While Nelson's pizzas are a draw for the East Coast set, Nelson himself was reared in Wales, a tiny outpost in Utah's Sanpete Valley. He moved to Salt Lake City in the 1980s to attend to school, and arrived at pizza the same way as many of his peers—by chance.

What is now Big Apple, located at 2939 E. 3300 South in Millcreek, was once a DeLoretto's. In 1985, a few months after DeLoretto's opened, Nelson got a job waiting tables. Within a month or two, he was managing the place—a gig that suited him for 12 years.

Then, in 1998, the owner was ready to get out, and Nelson took over the business, changing the name, altering the feel inside the place and expanding the menu. The basic recipes that DeLoretto's used, though, Nelson retained.

"He had a good thing going," Nelson says of the owner of DeLoretto's, Heath Koltenuk, who now owns Nuch's Pizzeria and Restaurant. Koltenuk, Nelson says, was a native of New Jersey and knew his pizza. "I have a steady clientele," Nelson says. "I've got people who have been coming in here since 1985."

Owning a pizzeria is a distant cry from where Nelson thought he was headed when he took a waiting job three decades ago. At that time, Nelson was close to completing a degree in political science, which he hoped would lead to a job in civil service, where he could eventually become a foreign ambassador.

"I gave up on the aspirations of politics and decided to go into pizza," he says.

It was a good decision. Nelson still likes going to work, and enjoys making and eating pizza—the latter of which he says he makes room for every single day.
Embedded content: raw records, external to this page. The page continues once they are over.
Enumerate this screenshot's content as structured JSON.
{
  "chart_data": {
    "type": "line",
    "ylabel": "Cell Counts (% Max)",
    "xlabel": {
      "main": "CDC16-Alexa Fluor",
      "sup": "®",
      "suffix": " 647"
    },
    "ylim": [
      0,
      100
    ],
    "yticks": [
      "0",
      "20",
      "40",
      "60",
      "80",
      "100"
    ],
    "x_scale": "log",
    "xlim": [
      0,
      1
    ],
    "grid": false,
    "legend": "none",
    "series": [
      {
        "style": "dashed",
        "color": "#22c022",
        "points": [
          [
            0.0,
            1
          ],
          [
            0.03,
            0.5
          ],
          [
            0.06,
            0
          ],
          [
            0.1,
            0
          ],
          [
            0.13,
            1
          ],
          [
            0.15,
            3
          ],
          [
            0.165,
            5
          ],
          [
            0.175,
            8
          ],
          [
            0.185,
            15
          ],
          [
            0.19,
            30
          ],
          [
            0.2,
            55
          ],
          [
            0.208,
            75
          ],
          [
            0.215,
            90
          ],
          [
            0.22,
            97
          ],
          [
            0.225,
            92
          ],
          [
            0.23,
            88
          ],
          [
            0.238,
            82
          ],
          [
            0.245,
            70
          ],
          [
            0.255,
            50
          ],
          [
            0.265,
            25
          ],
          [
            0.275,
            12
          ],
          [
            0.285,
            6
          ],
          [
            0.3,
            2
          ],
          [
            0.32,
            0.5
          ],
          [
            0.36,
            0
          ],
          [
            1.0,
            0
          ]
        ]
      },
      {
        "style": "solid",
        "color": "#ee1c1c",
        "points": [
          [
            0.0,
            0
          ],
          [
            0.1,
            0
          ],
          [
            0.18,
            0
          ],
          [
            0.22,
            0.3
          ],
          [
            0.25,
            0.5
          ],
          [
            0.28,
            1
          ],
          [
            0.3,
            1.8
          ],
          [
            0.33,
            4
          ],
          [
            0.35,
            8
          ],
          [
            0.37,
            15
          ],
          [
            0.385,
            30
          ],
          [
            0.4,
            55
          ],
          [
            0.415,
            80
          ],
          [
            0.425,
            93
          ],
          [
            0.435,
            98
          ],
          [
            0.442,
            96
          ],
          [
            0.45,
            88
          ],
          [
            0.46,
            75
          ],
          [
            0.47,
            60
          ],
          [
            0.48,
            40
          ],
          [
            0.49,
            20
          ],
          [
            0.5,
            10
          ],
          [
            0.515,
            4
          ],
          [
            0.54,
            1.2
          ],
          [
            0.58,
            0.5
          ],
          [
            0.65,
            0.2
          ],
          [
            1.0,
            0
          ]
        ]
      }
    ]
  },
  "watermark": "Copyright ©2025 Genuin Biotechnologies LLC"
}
"Lately, I've been throwing breakfast bacon on it," he says of his go-to pie.

He opened a now-closed satellite location in the Fort Union area, but says sales never took off there. For the past two years, though, Nelson says business has been as good as ever and he's drawing up plans to expand his space.

Accident or not, Nelson says he imagines his life in pizza isn't all that different from how other people find their way through life.

"That's how life goes for the most part," he says. "You get started on something and plans change and that's what happened to me. I started making pizza and things changed."